Es sind viele!! Und sie sind überall. Auf den Decks, auf der Reling, auf dem Rumpf, auf den Fendern.

Während Manfred sich durch das Gewirr der diversen Tonnen über den See tastet, verscheuche ich die Invasoren mit Feudel und Wasserschlauch.

Im See hat es viele kleine und größere Inseln. Um und hinter jede Insel führt ein betonntes Fahrwasser. Wo diese Nebenfahrwasser die Hauptfahrwasser, auch davon gibt es einige, queren, hat man einen Wald von Stangen vor sich, wie beim Mikado spielen. Und genau so bunt sind auch die Stangen.

Stumpftonnen, Spierentonnen, Schwimmstangen und Stangen stehen für mich wild durcheinander, dazwischen noch ein paar Pricken, von denen man nie so recht wissen kann, ob es nur ein abgebrochener Ast ist, der aus dem Wasser ragt, oder ob der Zweig vielleicht ein Fischernetz bezeichnet oder ob es doch eine Fahrwassermarkierung ist. Rote und Grüne sind auf der gleichen Seite und einige sind auch noch weiß geringelt.

Ich verstecke mich geschäftig hinter meiner Kamera, wozu hab ich denn einen schlauen Skipper an Bord.

Wenn wir irgendwo auffahren, kann er mit Recht denken, dass man mich nicht so richtig zur Navigation gebrauchen kann.

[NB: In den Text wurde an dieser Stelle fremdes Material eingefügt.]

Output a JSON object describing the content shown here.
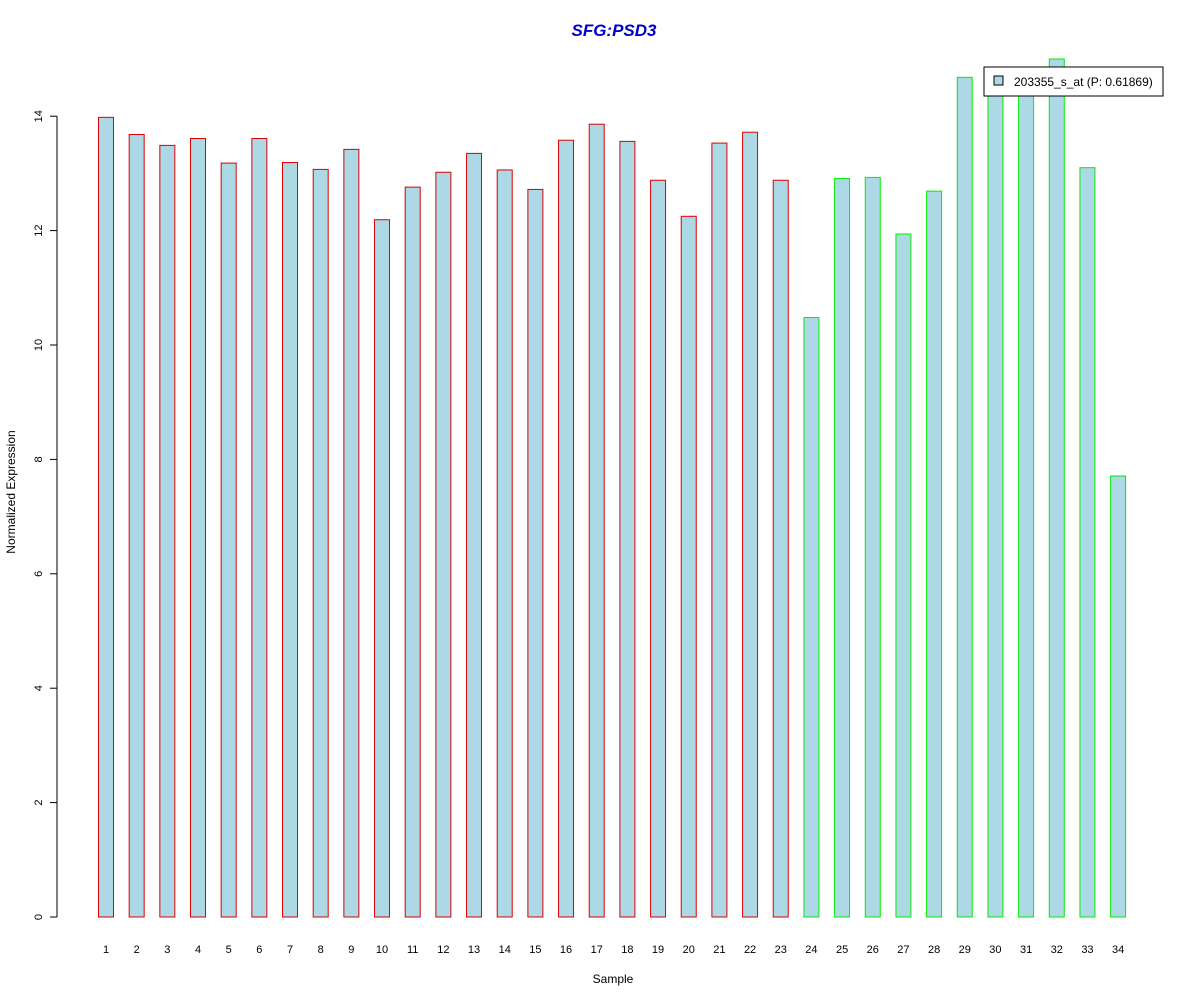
{
  "chart_data": {
    "type": "bar",
    "title": "SFG:PSD3",
    "xlabel": "Sample",
    "ylabel": "Normalized Expression",
    "ylim": [
      0,
      15
    ],
    "yticks": [
      0,
      2,
      4,
      6,
      8,
      10,
      12,
      14
    ],
    "grid": false,
    "legend_position": "top-right",
    "categories": [
      "1",
      "2",
      "3",
      "4",
      "5",
      "6",
      "7",
      "8",
      "9",
      "10",
      "11",
      "12",
      "13",
      "14",
      "15",
      "16",
      "17",
      "18",
      "19",
      "20",
      "21",
      "22",
      "23",
      "24",
      "25",
      "26",
      "27",
      "28",
      "29",
      "30",
      "31",
      "32",
      "33",
      "34"
    ],
    "series": [
      {
        "name": "203355_s_at (P: 0.61869)",
        "values": [
          13.98,
          13.68,
          13.49,
          13.61,
          13.18,
          13.61,
          13.19,
          13.07,
          13.42,
          12.19,
          12.76,
          13.02,
          13.35,
          13.06,
          12.72,
          13.58,
          13.86,
          13.56,
          12.88,
          12.25,
          13.53,
          13.72,
          12.88,
          10.48,
          12.91,
          12.93,
          11.94,
          12.69,
          14.68,
          14.5,
          14.4,
          15.0,
          13.1,
          7.71
        ]
      }
    ],
    "groups": [
      {
        "from": 1,
        "to": 23,
        "border_color": "#dd0000"
      },
      {
        "from": 24,
        "to": 34,
        "border_color": "#00ee00"
      }
    ],
    "colors": {
      "bar_fill": "#add8e6",
      "title": "#0000cc",
      "axis": "#000000"
    }
  }
}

Natürlich sind wir nirgends aufgefahren. Wir drehen eine Runde durch den Jachthafen von Lauwersoog, der genauso voll ist mit Seglern wie die Häfen am Mittelmeer. Dann lassen wir noch ein paar abfällige Bemerkungen über einen schrottreifen Fischtrawler los und die 3 Häuser und 4 Spitzbuben des kleinen Nestes, allerdings haben wir sie nicht gezählt.

 

 

Auf geht's Richtung Friesland.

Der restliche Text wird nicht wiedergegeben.